Le président de la formation de jugement a dispensé le rapporteur public, sur sa proposition, de prononcer des conclusions à l'audience.
Les parties ont été régulièrement averties du jour de l'audience.
Le rapport de M. Wallerich, président assesseur, a été entendu au cours de l'audience publique.
Considérant ce qui suit :
1. M.D..., né le 13 mars 1983, de nationalité comorienne, est arrivé à Mayotte en 1995. Il y a épousé, le 6 juin 2014, une compatriote dont il a eu une enfant, née le 17 mai 2016. Il est entré sur le territoire de la France métropolitaine en avril 2017 au vu d'un visa C délivré par le préfet de Mayotte et valable du 2 avril au 2 mai 2017. En avril 2017 M. D...a sollicité la délivrance d'un titre de séjour en faisant état de la présence en France métropolitaine de son épouse, titulaire d'une carte de séjour " vie privée et familiale ", obtenue en tant que parent d'enfant français et valable jusqu'au 3 juillet 2018. Par arrêté du 31 octobre 2017, le préfet du Territoire de Belfort a refusé de faire droit à sa demande, lui a fait obligation de quitter sans délai le territoire français et a fixé le pays à destination duquel il pourra être reconduit d'office. Le préfet du Territoire de Belfort relève appel du jugement par lequel le tribunal administratif de Besançon a annulé cet arrêté.
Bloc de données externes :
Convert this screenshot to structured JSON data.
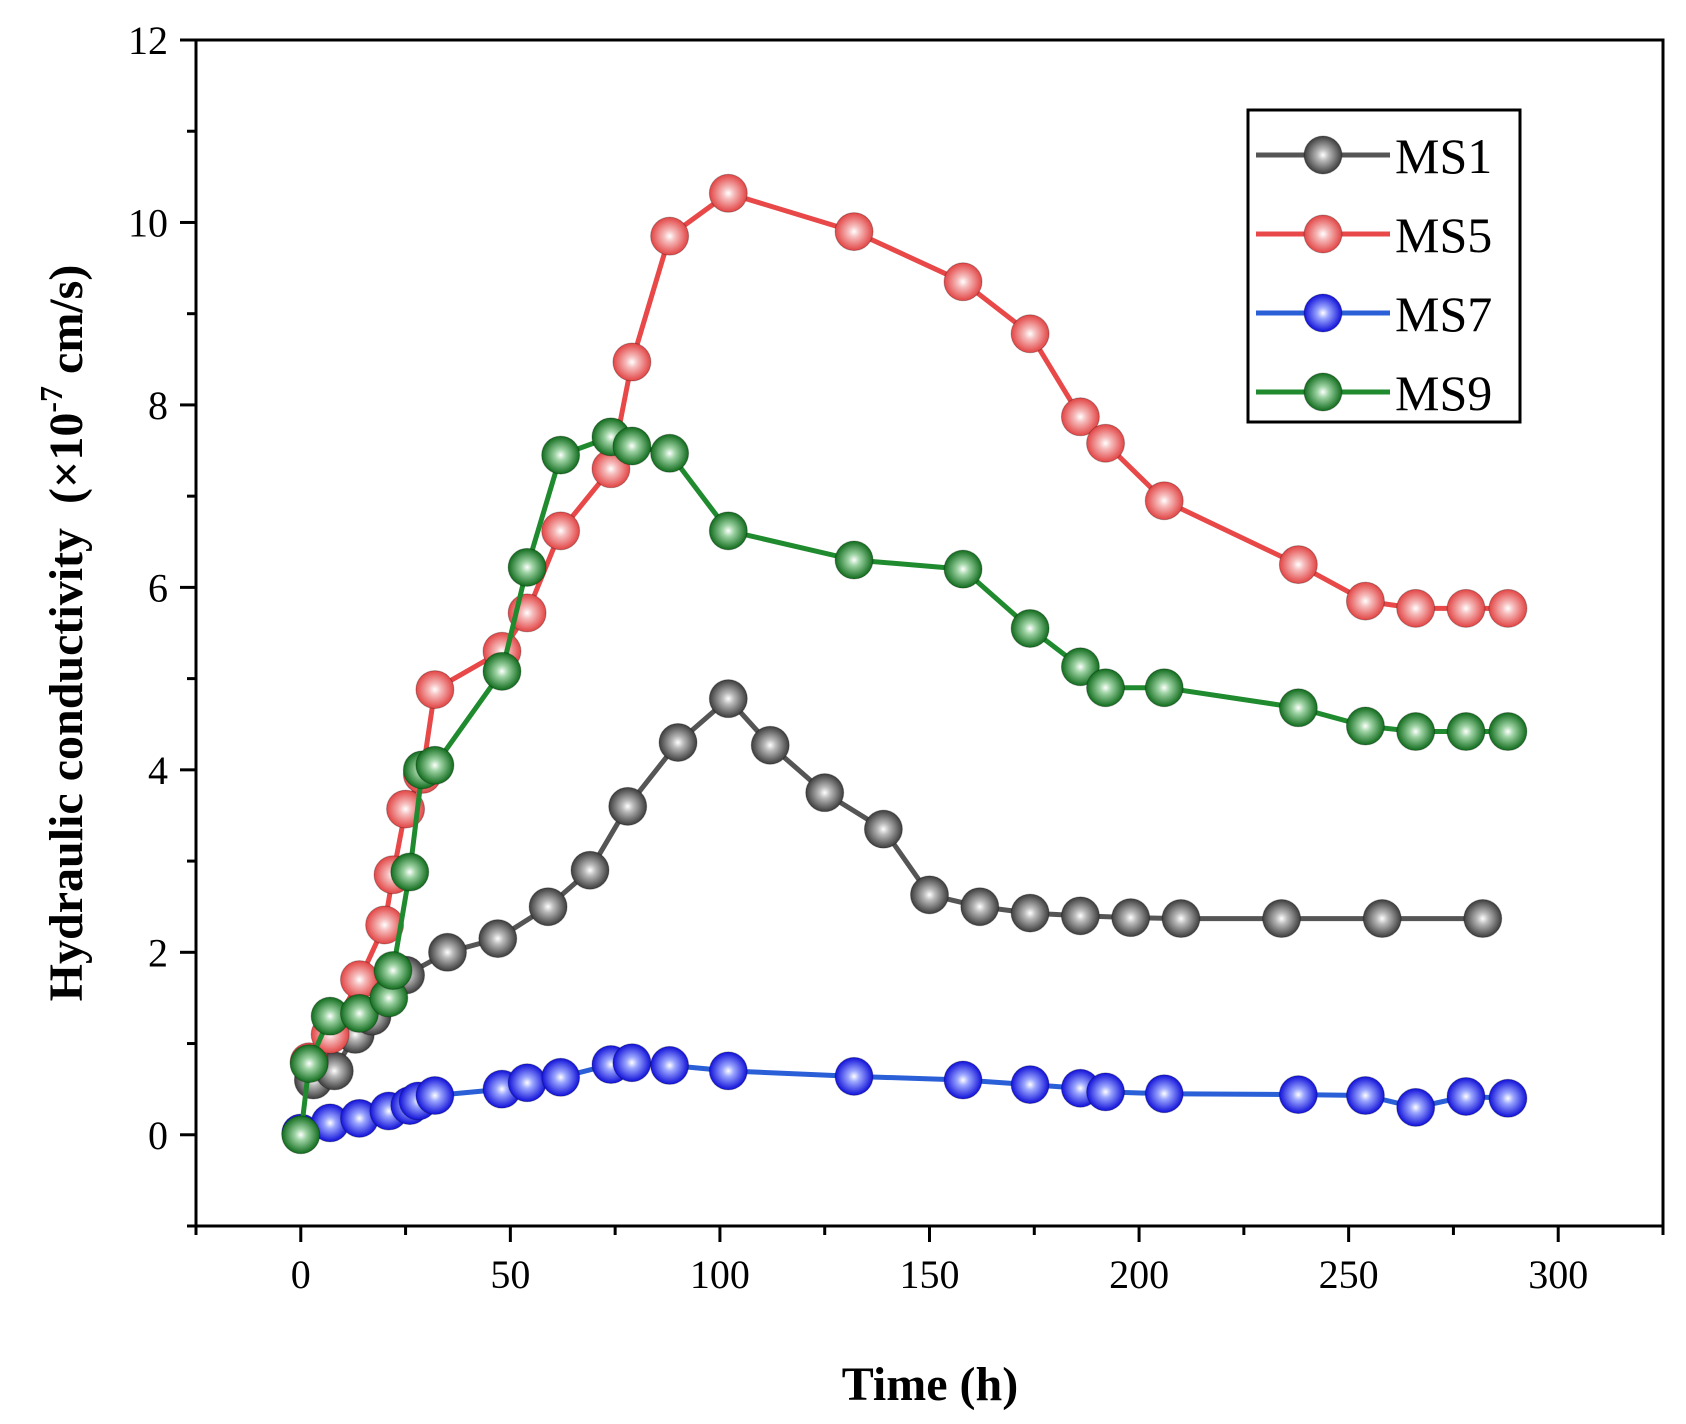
{
  "chart_data": {
    "type": "line",
    "title": "",
    "xlabel": "Time (h)",
    "ylabel": "Hydraulic conductivity",
    "ylabel_unit_prefix": "(×10",
    "ylabel_unit_exp": "-7",
    "ylabel_unit_suffix": " cm/s)",
    "xlim": [
      -25,
      325
    ],
    "ylim": [
      -1,
      12
    ],
    "xticks": [
      0,
      50,
      100,
      150,
      200,
      250,
      300
    ],
    "yticks": [
      0,
      2,
      4,
      6,
      8,
      10,
      12
    ],
    "grid": false,
    "legend": "top-right",
    "series": [
      {
        "name": "MS1",
        "color": "#555555",
        "x": [
          3,
          8,
          13,
          17,
          25,
          35,
          47,
          59,
          69,
          78,
          90,
          102,
          112,
          125,
          139,
          150,
          162,
          174,
          186,
          198,
          210,
          234,
          258,
          282
        ],
        "y": [
          0.6,
          0.7,
          1.1,
          1.3,
          1.75,
          2.0,
          2.15,
          2.5,
          2.9,
          3.6,
          4.3,
          4.78,
          4.27,
          3.75,
          3.35,
          2.63,
          2.5,
          2.43,
          2.4,
          2.38,
          2.37,
          2.37,
          2.37,
          2.37
        ]
      },
      {
        "name": "MS5",
        "color": "#e84848",
        "x": [
          2,
          7,
          14,
          20,
          22,
          25,
          29,
          32,
          48,
          54,
          62,
          74,
          79,
          88,
          102,
          132,
          158,
          174,
          186,
          192,
          206,
          238,
          254,
          266,
          278,
          288
        ],
        "y": [
          0.8,
          1.1,
          1.7,
          2.3,
          2.85,
          3.57,
          3.95,
          4.88,
          5.3,
          5.72,
          6.62,
          7.3,
          8.47,
          9.85,
          10.32,
          9.9,
          9.35,
          8.78,
          7.87,
          7.58,
          6.95,
          6.25,
          5.85,
          5.77,
          5.77,
          5.77
        ]
      },
      {
        "name": "MS7",
        "color": "#2a5fd8",
        "x": [
          0,
          7,
          14,
          21,
          26,
          28,
          32,
          48,
          54,
          62,
          74,
          79,
          88,
          102,
          132,
          158,
          174,
          186,
          192,
          206,
          238,
          254,
          266,
          278,
          288
        ],
        "y": [
          0.02,
          0.13,
          0.18,
          0.26,
          0.32,
          0.37,
          0.43,
          0.5,
          0.57,
          0.63,
          0.77,
          0.79,
          0.76,
          0.7,
          0.64,
          0.6,
          0.55,
          0.51,
          0.47,
          0.45,
          0.44,
          0.43,
          0.3,
          0.42,
          0.4
        ]
      },
      {
        "name": "MS9",
        "color": "#1f8a2e",
        "x": [
          0,
          2,
          7,
          14,
          21,
          22,
          26,
          29,
          32,
          48,
          54,
          62,
          74,
          79,
          88,
          102,
          132,
          158,
          174,
          186,
          192,
          206,
          238,
          254,
          266,
          278,
          288
        ],
        "y": [
          0.0,
          0.78,
          1.3,
          1.33,
          1.5,
          1.8,
          2.88,
          4.0,
          4.05,
          5.08,
          6.22,
          7.45,
          7.65,
          7.55,
          7.47,
          6.62,
          6.3,
          6.2,
          5.55,
          5.13,
          4.9,
          4.9,
          4.68,
          4.48,
          4.42,
          4.42,
          4.42
        ]
      }
    ]
  }
}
Sur le motif d'annulation retenu par les premiers juges :
2. Aux termes de l'article L. 313-11 du code de l'entrée et du séjour des étrangers et du droit d'asile : " Sauf si sa présence constitue une menace pour l'ordre public, la carte de séjour temporaire portant la mention "vie privée et familiale" est délivrée de plein droit : (...) 7° A l'étranger ne vivant pas en état de polygamie, qui n'entre pas dans les catégories précédentes ou dans celles qui ouvrent droit au regroupement familial, dont les liens personnels et familiaux en France, appréciés notamment au regard de leur intensité, de leur ancienneté et de leur stabilité, des conditions d'existence de l'intéressé, de son insertion dans la société française ainsi que de la nature de ses liens avec la famille restée dans le pays d'origine, sont tels que le refus d'autoriser son séjour porterait à son droit au respect de sa vie privée et familiale une atteinte disproportionnée au regard des motifs du refus, sans que la condition prévue à l'article L. 311-7 soit exigée. L'insertion de l'étranger dans la société française est évaluée en tenant compte notamment de sa connaissance des valeurs de la République. ". Aux termes de l'article 8 de la convention européenne de sauvegarde des droits de l'homme et des libertés fondamentales : " Toute personne a droit au respect de sa vie privée et familiale, de son domicile et de sa correspondance. Il ne peut y avoir ingérence d'une autorité publique dans l'exercice de ce droit que pour autant que cette ingérence est prévue par la loi et qu'elle constitue une mesure qui, dans une société démocratique, est nécessaire à la sécurité nationale, à la sûreté publique, au bien-être économique du pays, à la défense de l'ordre et à la prévention des infractions pénales, à la protection de la santé ou de la morale, ou à la protection des droits et libertés d'autrui ". Pour l'application de ces stipulations, l'étranger qui invoque la protection due à son droit au respect de sa vie privée et familiale en France doit apporter toute justification permettant d'apprécier la réalité et la stabilité de ses liens personnels et familiaux effectifs en France au regard de ceux qu'il a conservés dans son pays d'origine.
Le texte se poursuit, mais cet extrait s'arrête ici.